Radon, an odorless, colorless, naturally-occurring radioactive gas that comes from the natural decay of uranium, put a lot of people at risk. Some short-term effects of exposure to the gas include shortness of breath, coughing and headaches, but long-term exposure can lead to lung cancer, according to the California Department of Public Health.
CSUN’s Environmental Health and Safety Department has been working with multiple agencies to ensure a safe environment on campus, EHSD director Ron Norton said.
“The CSUN EHSD has been continually following the situation using sampling data generated by several regulatory agencies,” Norton said.
According to Norton, the nearest measurable gas levels were well north of campus, south of state Route 118.
Although the department is doing its due diligence to ensure the campus is safe, some students were still worried about the quality of air on campus and how it could affect their health.
“I’m not a hypochondriac or anything, but when it starts to affect my family personally it’s kind of hard to ignore,” Tyler Lerner, 22-year-old CSUN accounting major, said. “I only live ten minutes from campus and my mom started to wake up with nose bleeds and my little brother has been complaining about a sore throat recently. But I guess if the campus is saying it’s safe to be here, I’ll have to take them at their word.”
Even with some students being worried about their health, there have not been any reported cases of symptoms attributed to the gas leak on campus.
“A check of our electronic records reveals that from the start of the academic year last fall to present, there has been no diagnosed exposure to toxic substances, including methane, benzene, mercaptan and radon,” Norton said.
In an effort to keep the campus as informed as possible about the leak, the university set up information pages on CSUN’s website and sent emails out to everyone.
“CSUN’s Environmental Health and Safety Department has been continually following the gas leak for any potential impacts to our campus community and will continue to do so,” Norton said.

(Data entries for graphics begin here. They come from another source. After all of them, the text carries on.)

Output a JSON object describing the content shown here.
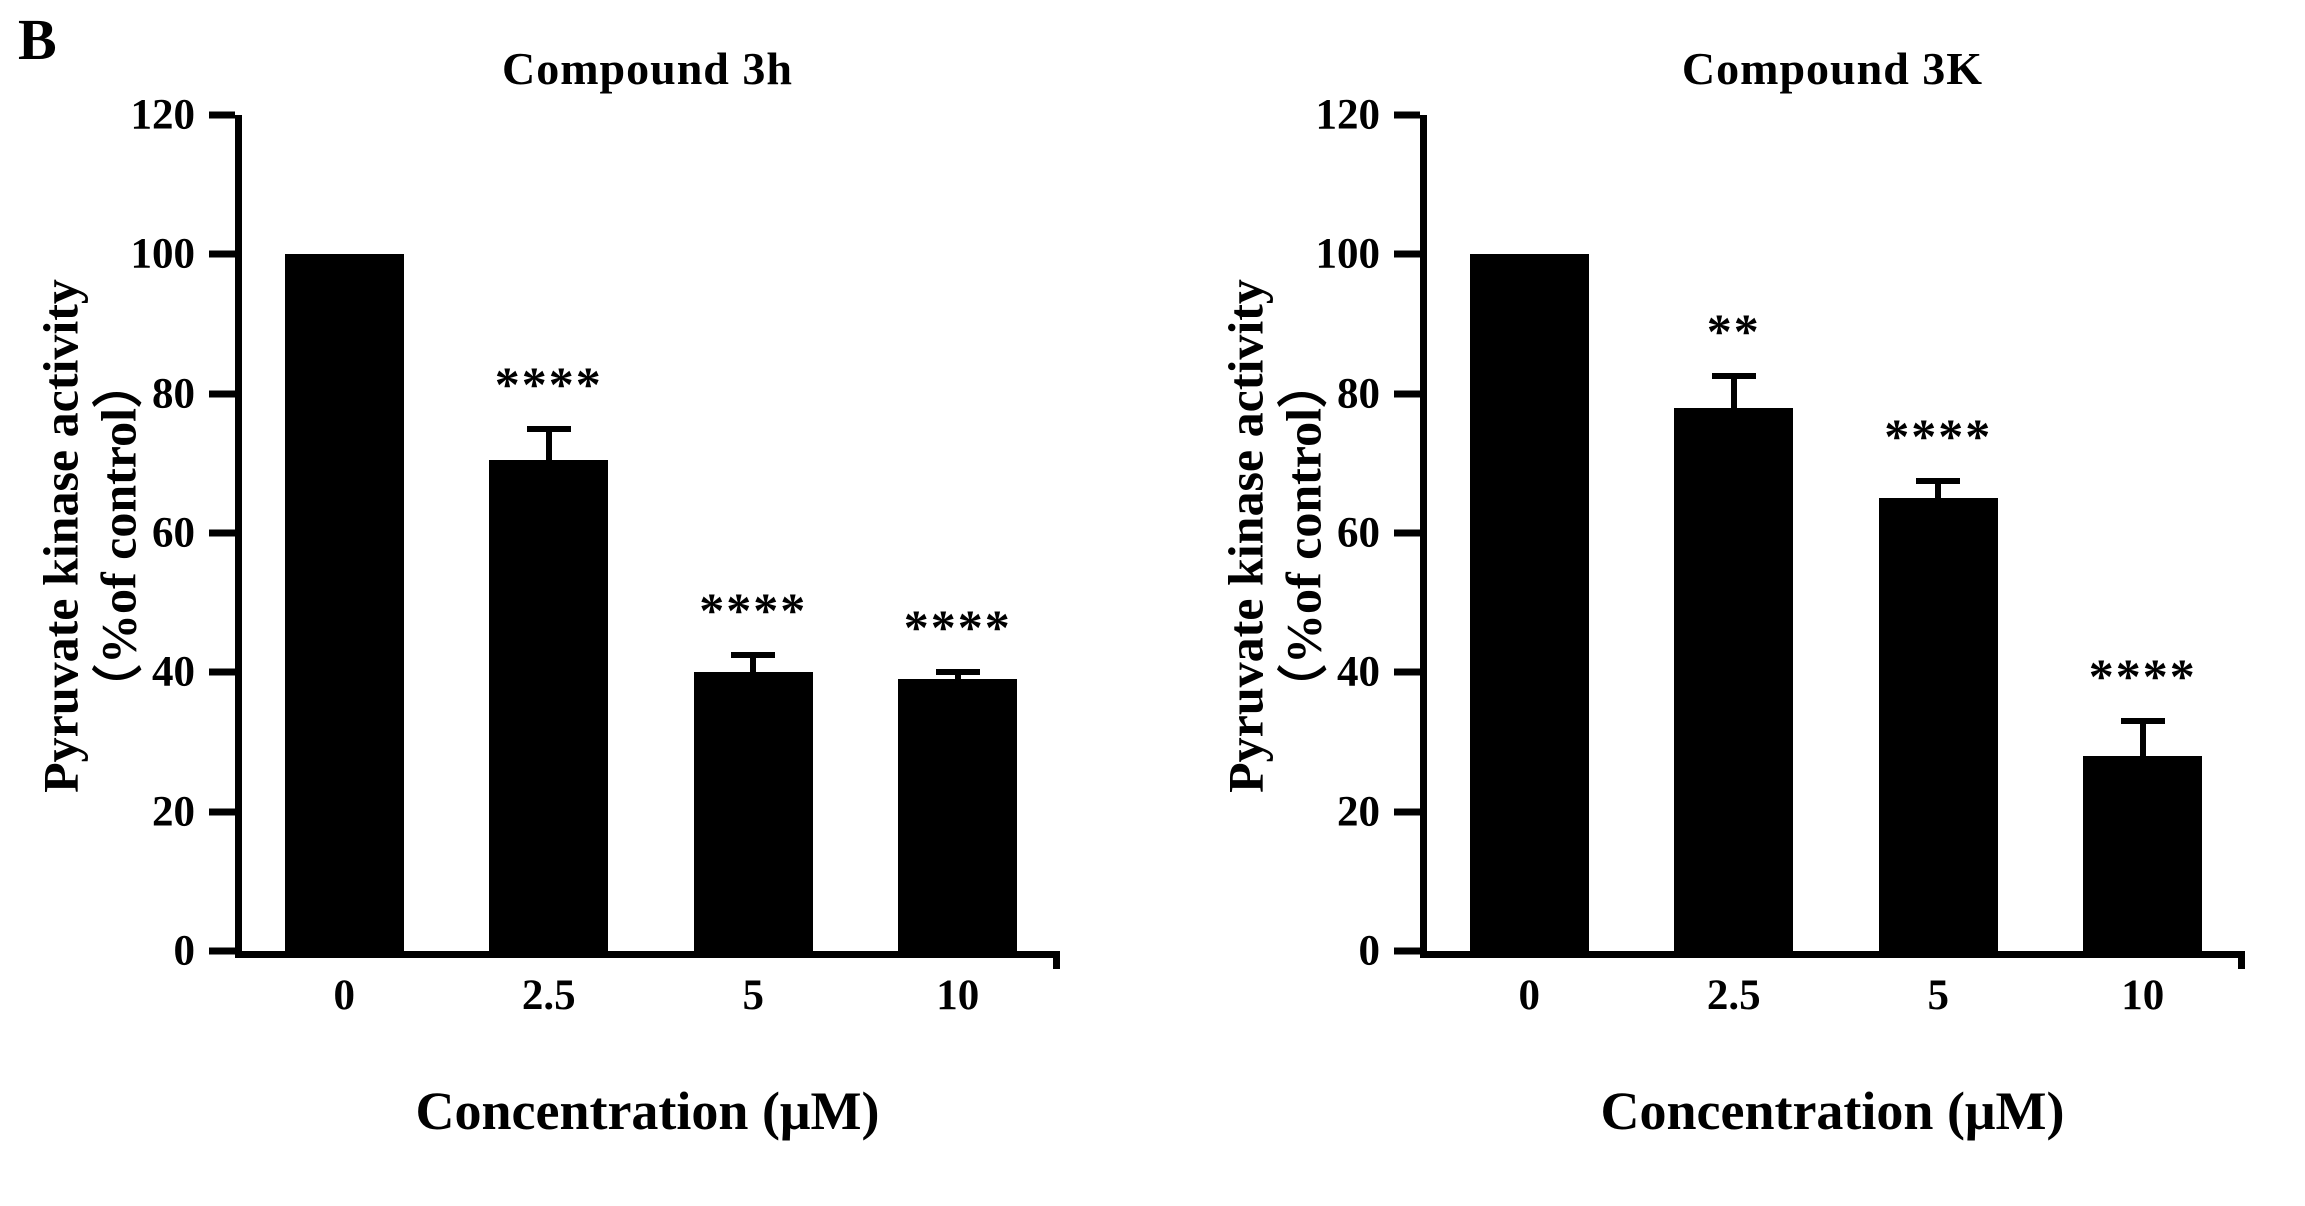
{
  "figure": {
    "panel_label": "B",
    "background": "#ffffff",
    "text_color": "#000000"
  },
  "chart_data": [
    {
      "type": "bar",
      "title": "Compound 3h",
      "ylabel_lines": [
        "Pyruvate kinase activity",
        "（%of control）"
      ],
      "xlabel": "Concentration (μM)",
      "categories": [
        "0",
        "2.5",
        "5",
        "10"
      ],
      "values": [
        100,
        70.5,
        40,
        39
      ],
      "errors": [
        0,
        4.5,
        2.5,
        1
      ],
      "significance": [
        "",
        "****",
        "****",
        "****"
      ],
      "ylim": [
        0,
        120
      ],
      "yticks": [
        0,
        20,
        40,
        60,
        80,
        100,
        120
      ],
      "bar_color": "#000000",
      "grid": false,
      "legend": false
    },
    {
      "type": "bar",
      "title": "Compound 3K",
      "ylabel_lines": [
        "Pyruvate kinase activity",
        "（%of control）"
      ],
      "xlabel": "Concentration (μM)",
      "categories": [
        "0",
        "2.5",
        "5",
        "10"
      ],
      "values": [
        100,
        78,
        65,
        28
      ],
      "errors": [
        0,
        4.5,
        2.5,
        5
      ],
      "significance": [
        "",
        "**",
        "****",
        "****"
      ],
      "ylim": [
        0,
        120
      ],
      "yticks": [
        0,
        20,
        40,
        60,
        80,
        100,
        120
      ],
      "bar_color": "#000000",
      "grid": false,
      "legend": false
    }
  ]
}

According to Norton, CSUN conducts daily reviews of tests and monitoring results generated by the South Coast Air Quality Management District, California Air Resources Board and So Cal Gas Company, as well as health impact studies conducted by the Los Angeles County Department of Public Health and California Office of Environmental Health Hazard Assessment
“To date, there have been no measurable readings from the gas leak near the CSUN campus,” Norton said.
On the other hand, even with the websites and the email instructing the campus community on where to direct their concerns, certain students do not pay much attention to the risks.
“I think part of it is the fact that it’s not an everyday visual concern for me,” Elisabeth Bergman, 25-year-old CSUN history major, said. “For me, cigarettes are more of a health concern because I have asthma and I can actually see the smoke around me rather than gas that I can’t see. It’s obviously dangerous, but it doesn’t push into the forefront of my mind.”